Gösterilerimde anlattığım farklı birçok konu var. O çatışmalı süreçte yaşanılan şeyler çok acı şeyler... Ben bunları anlatırsam tabu gibi durur ya da trajediye dönüşebilir. Belki ilerde birtakım şeyleri anlatırım.
'KOMİK ADAM DEĞİLİM'
Kendinizi nasıl tanımlıyorsunuz?
Komedyenim. Ama komik adam değilim. Çünkü komik adamları gördüğünüz zaman ses tonuna, mimiğine gülebiliyoruz. İşte bu komik adam. Ben sadece var olan çelişkilerimizi, yanlışlarımızı, trajedilerimizi komikleştirip sahnede sanatla harmanlıyorum. İşte bu da komedyen oluyor.
'KÜRT MİZAHI İHMAL EDİLMİŞ BİR ALAN'
Peki yaptığınız mizah Kürtlere neyi anlatıyor?
Kürt mizahının ne kadar güçlü olduğunu anlatmak istiyorum. Bugüne kadar Kürt mizahı ihmal edilmiş bir alan. Mizahla bunun ne kadar güçlü olduğunu ve bundan sonra mizaha yönelmenin ne kadar güzel olduğuna değinmek istiyorum. Son dönemde komedi oyunları, komedi pek yok. Belki bu birilerine cesaret olur. Başkaları da stand-up yapar. Neden bu alan boş olsun ki?
'DOYA DOYA KAHKAHA ATALIM'
Bundan sonraki süreçte izleyicilerinizi neler bekliyor?

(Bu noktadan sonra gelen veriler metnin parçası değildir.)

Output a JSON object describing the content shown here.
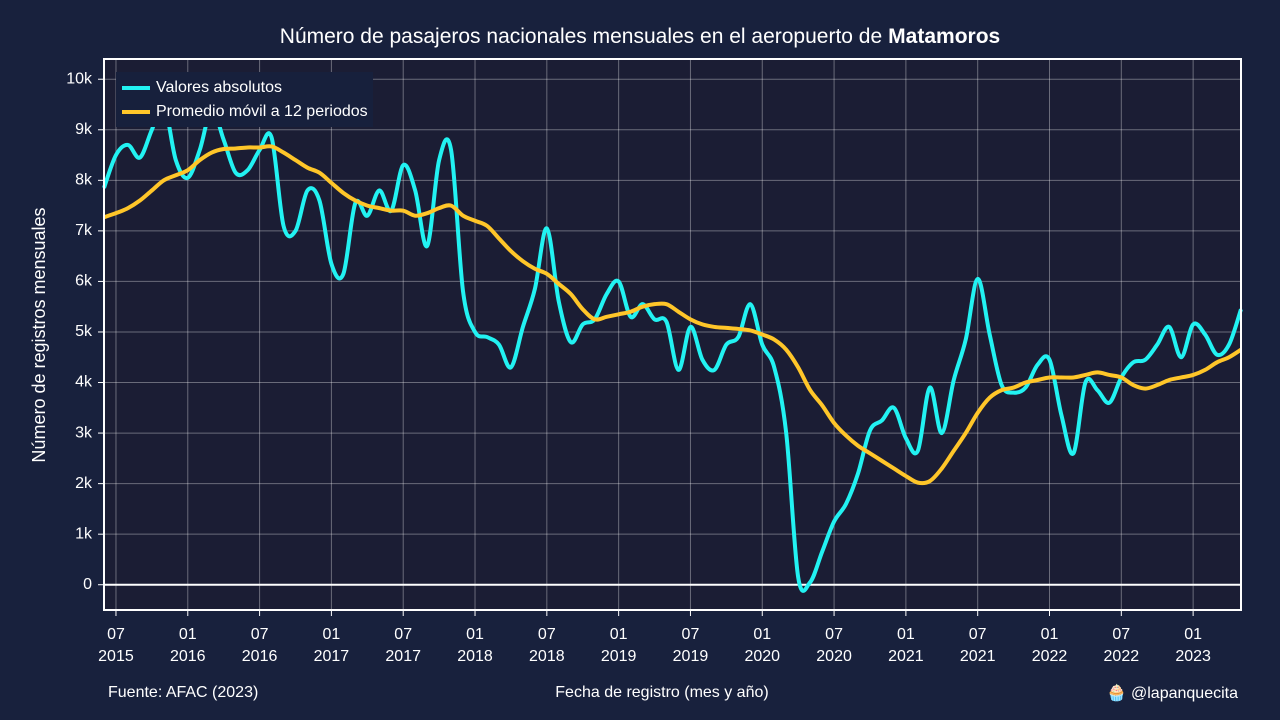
{
  "chart_data": {
    "type": "line",
    "title": [
      "Número de pasajeros nacionales mensuales en el aeropuerto de",
      "Matamoros"
    ],
    "xlabel": "Fecha de registro (mes y año)",
    "ylabel": "Número de registros mensuales",
    "source": "Fuente: AFAC (2023)",
    "credit": "🧁 @lapanquecita",
    "x": [
      "2015-06",
      "2015-07",
      "2015-08",
      "2015-09",
      "2015-10",
      "2015-11",
      "2015-12",
      "2016-01",
      "2016-02",
      "2016-03",
      "2016-04",
      "2016-05",
      "2016-06",
      "2016-07",
      "2016-08",
      "2016-09",
      "2016-10",
      "2016-11",
      "2016-12",
      "2017-01",
      "2017-02",
      "2017-03",
      "2017-04",
      "2017-05",
      "2017-06",
      "2017-07",
      "2017-08",
      "2017-09",
      "2017-10",
      "2017-11",
      "2017-12",
      "2018-01",
      "2018-02",
      "2018-03",
      "2018-04",
      "2018-05",
      "2018-06",
      "2018-07",
      "2018-08",
      "2018-09",
      "2018-10",
      "2018-11",
      "2018-12",
      "2019-01",
      "2019-02",
      "2019-03",
      "2019-04",
      "2019-05",
      "2019-06",
      "2019-07",
      "2019-08",
      "2019-09",
      "2019-10",
      "2019-11",
      "2019-12",
      "2020-01",
      "2020-02",
      "2020-03",
      "2020-04",
      "2020-05",
      "2020-06",
      "2020-07",
      "2020-08",
      "2020-09",
      "2020-10",
      "2020-11",
      "2020-12",
      "2021-01",
      "2021-02",
      "2021-03",
      "2021-04",
      "2021-05",
      "2021-06",
      "2021-07",
      "2021-08",
      "2021-09",
      "2021-10",
      "2021-11",
      "2021-12",
      "2022-01",
      "2022-02",
      "2022-03",
      "2022-04",
      "2022-05",
      "2022-06",
      "2022-07",
      "2022-08",
      "2022-09",
      "2022-10",
      "2022-11",
      "2022-12",
      "2023-01",
      "2023-02",
      "2023-03",
      "2023-04",
      "2023-05"
    ],
    "series": [
      {
        "name": "Valores absolutos",
        "color": "#22f2f2",
        "values": [
          7850,
          8500,
          8700,
          8450,
          9000,
          9500,
          8400,
          8050,
          8600,
          9400,
          8800,
          8150,
          8200,
          8600,
          8850,
          7100,
          7000,
          7800,
          7600,
          6350,
          6150,
          7550,
          7300,
          7800,
          7400,
          8300,
          7800,
          6700,
          8400,
          8600,
          5800,
          5000,
          4900,
          4750,
          4300,
          5100,
          5850,
          7050,
          5600,
          4800,
          5150,
          5250,
          5750,
          6000,
          5300,
          5550,
          5250,
          5200,
          4250,
          5100,
          4450,
          4250,
          4750,
          4900,
          5550,
          4750,
          4300,
          3000,
          150,
          50,
          650,
          1250,
          1600,
          2200,
          3050,
          3250,
          3500,
          2900,
          2650,
          3900,
          3000,
          4050,
          4850,
          6050,
          4950,
          3950,
          3800,
          3900,
          4350,
          4450,
          3350,
          2600,
          4000,
          3850,
          3600,
          4100,
          4400,
          4450,
          4750,
          5100,
          4500,
          5150,
          4950,
          4550,
          4750,
          5450
        ]
      },
      {
        "name": "Promedio móvil a 12 periodos",
        "color": "#ffc629",
        "values": [
          7270,
          7350,
          7450,
          7600,
          7800,
          8000,
          8100,
          8200,
          8400,
          8550,
          8620,
          8630,
          8650,
          8650,
          8670,
          8550,
          8400,
          8250,
          8150,
          7950,
          7750,
          7600,
          7500,
          7450,
          7400,
          7400,
          7300,
          7350,
          7450,
          7500,
          7300,
          7200,
          7100,
          6850,
          6600,
          6400,
          6250,
          6150,
          5950,
          5750,
          5450,
          5250,
          5300,
          5350,
          5400,
          5500,
          5550,
          5550,
          5400,
          5250,
          5150,
          5100,
          5080,
          5060,
          5030,
          4950,
          4850,
          4650,
          4300,
          3850,
          3550,
          3200,
          2950,
          2750,
          2600,
          2450,
          2300,
          2150,
          2020,
          2050,
          2300,
          2650,
          3000,
          3400,
          3700,
          3850,
          3900,
          4000,
          4050,
          4100,
          4100,
          4100,
          4150,
          4200,
          4150,
          4100,
          3950,
          3880,
          3950,
          4050,
          4100,
          4150,
          4250,
          4400,
          4500,
          4650
        ]
      }
    ],
    "xlim": [
      "2015-06",
      "2023-05"
    ],
    "xticks": [
      {
        "value": "2015-07",
        "label": [
          "07",
          "2015"
        ]
      },
      {
        "value": "2016-01",
        "label": [
          "01",
          "2016"
        ]
      },
      {
        "value": "2016-07",
        "label": [
          "07",
          "2016"
        ]
      },
      {
        "value": "2017-01",
        "label": [
          "01",
          "2017"
        ]
      },
      {
        "value": "2017-07",
        "label": [
          "07",
          "2017"
        ]
      },
      {
        "value": "2018-01",
        "label": [
          "01",
          "2018"
        ]
      },
      {
        "value": "2018-07",
        "label": [
          "07",
          "2018"
        ]
      },
      {
        "value": "2019-01",
        "label": [
          "01",
          "2019"
        ]
      },
      {
        "value": "2019-07",
        "label": [
          "07",
          "2019"
        ]
      },
      {
        "value": "2020-01",
        "label": [
          "01",
          "2020"
        ]
      },
      {
        "value": "2020-07",
        "label": [
          "07",
          "2020"
        ]
      },
      {
        "value": "2021-01",
        "label": [
          "01",
          "2021"
        ]
      },
      {
        "value": "2021-07",
        "label": [
          "07",
          "2021"
        ]
      },
      {
        "value": "2022-01",
        "label": [
          "01",
          "2022"
        ]
      },
      {
        "value": "2022-07",
        "label": [
          "07",
          "2022"
        ]
      },
      {
        "value": "2023-01",
        "label": [
          "01",
          "2023"
        ]
      }
    ],
    "ylim": [
      -500,
      10400
    ],
    "yticks": [
      0,
      {
        "value": 1000,
        "label": "1k"
      },
      {
        "value": 2000,
        "label": "2k"
      },
      {
        "value": 3000,
        "label": "3k"
      },
      {
        "value": 4000,
        "label": "4k"
      },
      {
        "value": 5000,
        "label": "5k"
      },
      {
        "value": 6000,
        "label": "6k"
      },
      {
        "value": 7000,
        "label": "7k"
      },
      {
        "value": 8000,
        "label": "8k"
      },
      {
        "value": 9000,
        "label": "9k"
      },
      {
        "value": 10000,
        "label": "10k"
      }
    ],
    "grid": true,
    "legend": "top-left"
  }
}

Birçok şehirden bize geri dönüşler oluyor. 'Bizim şehrimize de gelir misiniz?' gibi birçok mesaj alıyoruz. Biz de buradan sesleniyoruz: Bu bizim elimizde olan bir şey değil. Onlar orada organize etsin. Çok büyük şeyler istemiyoruz. Büyük salonlar, gösterişli mekanlar istemiyoruz. Kafelere de gideriz, birkaç saat de olsa güleriz. Anlık da olsa o yaşanılan kötü şeyleri unutalım. Kahkaha atalım. Gülebilen insan özgür insandır ve herkes özgürlüğüne sahip çıksın. Doya doya kahkaha atalım!